Moral Mimicry: Large Language Models Produce Moral Rationalizations Tailored to Political Identity
Gabriel Simmons
TL;DR
This study investigates whether large language models exhibit moral mimicry by generating moral rationalizations aligned with liberal or conservative political identities, using Moral Foundations Theory and three dictionary-based measures. By prompting models with scenario-content, identity cues, and moral stances, the authors quantify foundation-use and demonstrate that LLMs tend to mirror the moral biases associated with the prompted identity, with effect sizes generally aligning with the Moral Foundations Hypothesis. The work also shows that mimicry strength grows with model size in several families (notably OPT and GPT-3.5) and that LLM outputs diverge from human consensus more than humans diverge from each other, underscoring both the potential influence of LLMs on public discourse and the need for careful evaluation and mitigation.
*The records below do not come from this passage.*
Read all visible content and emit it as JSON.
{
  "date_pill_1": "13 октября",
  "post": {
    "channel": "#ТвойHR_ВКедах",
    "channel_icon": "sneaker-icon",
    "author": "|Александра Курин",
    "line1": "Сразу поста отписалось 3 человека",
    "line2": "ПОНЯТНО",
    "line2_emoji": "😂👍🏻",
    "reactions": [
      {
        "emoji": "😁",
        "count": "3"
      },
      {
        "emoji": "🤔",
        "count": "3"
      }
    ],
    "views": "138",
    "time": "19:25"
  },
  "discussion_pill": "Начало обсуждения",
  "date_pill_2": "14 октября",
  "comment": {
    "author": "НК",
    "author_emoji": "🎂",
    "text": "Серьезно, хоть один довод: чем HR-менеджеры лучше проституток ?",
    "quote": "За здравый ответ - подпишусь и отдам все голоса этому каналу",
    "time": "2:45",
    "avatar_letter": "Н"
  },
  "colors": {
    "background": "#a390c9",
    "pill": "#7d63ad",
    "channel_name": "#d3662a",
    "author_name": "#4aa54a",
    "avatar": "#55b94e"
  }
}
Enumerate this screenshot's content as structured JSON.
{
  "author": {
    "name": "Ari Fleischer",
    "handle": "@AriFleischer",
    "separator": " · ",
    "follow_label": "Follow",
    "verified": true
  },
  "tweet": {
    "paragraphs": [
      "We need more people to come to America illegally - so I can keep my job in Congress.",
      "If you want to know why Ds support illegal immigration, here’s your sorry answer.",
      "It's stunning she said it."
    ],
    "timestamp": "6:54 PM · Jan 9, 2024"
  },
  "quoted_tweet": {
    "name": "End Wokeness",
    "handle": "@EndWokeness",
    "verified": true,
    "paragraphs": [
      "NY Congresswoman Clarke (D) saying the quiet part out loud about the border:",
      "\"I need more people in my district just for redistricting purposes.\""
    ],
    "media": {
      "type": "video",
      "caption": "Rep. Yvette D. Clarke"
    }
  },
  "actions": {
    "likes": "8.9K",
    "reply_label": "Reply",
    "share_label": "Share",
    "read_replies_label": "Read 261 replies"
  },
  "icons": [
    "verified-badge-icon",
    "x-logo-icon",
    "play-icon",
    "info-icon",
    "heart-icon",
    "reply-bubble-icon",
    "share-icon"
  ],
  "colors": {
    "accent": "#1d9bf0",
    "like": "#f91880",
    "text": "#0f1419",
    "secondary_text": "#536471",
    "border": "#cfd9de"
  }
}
Overall, the results illuminate how political identity conditioning interacts with foundational morality in LLMs and highlight the importance of model design and data curation in shaping morally consequential language generation.
Abstract
Large Language Models (LLMs) have demonstrated impressive capabilities in generating fluent text, as well as tendencies to reproduce undesirable social biases. This study investigates whether LLMs reproduce the moral biases associated with political groups in the United States, an instance of a broader capability herein termed moral mimicry. This hypothesis is explored in the GPT-3/3.5 and OPT families of Transformer-based LLMs. Using tools from Moral Foundations Theory, it is shown that these LLMs are indeed moral mimics. When prompted with a liberal or conservative political identity, the models generate text reflecting corresponding moral biases. This study also explores the relationship between moral mimicry and model size, and similarity between human and LLM moral word use.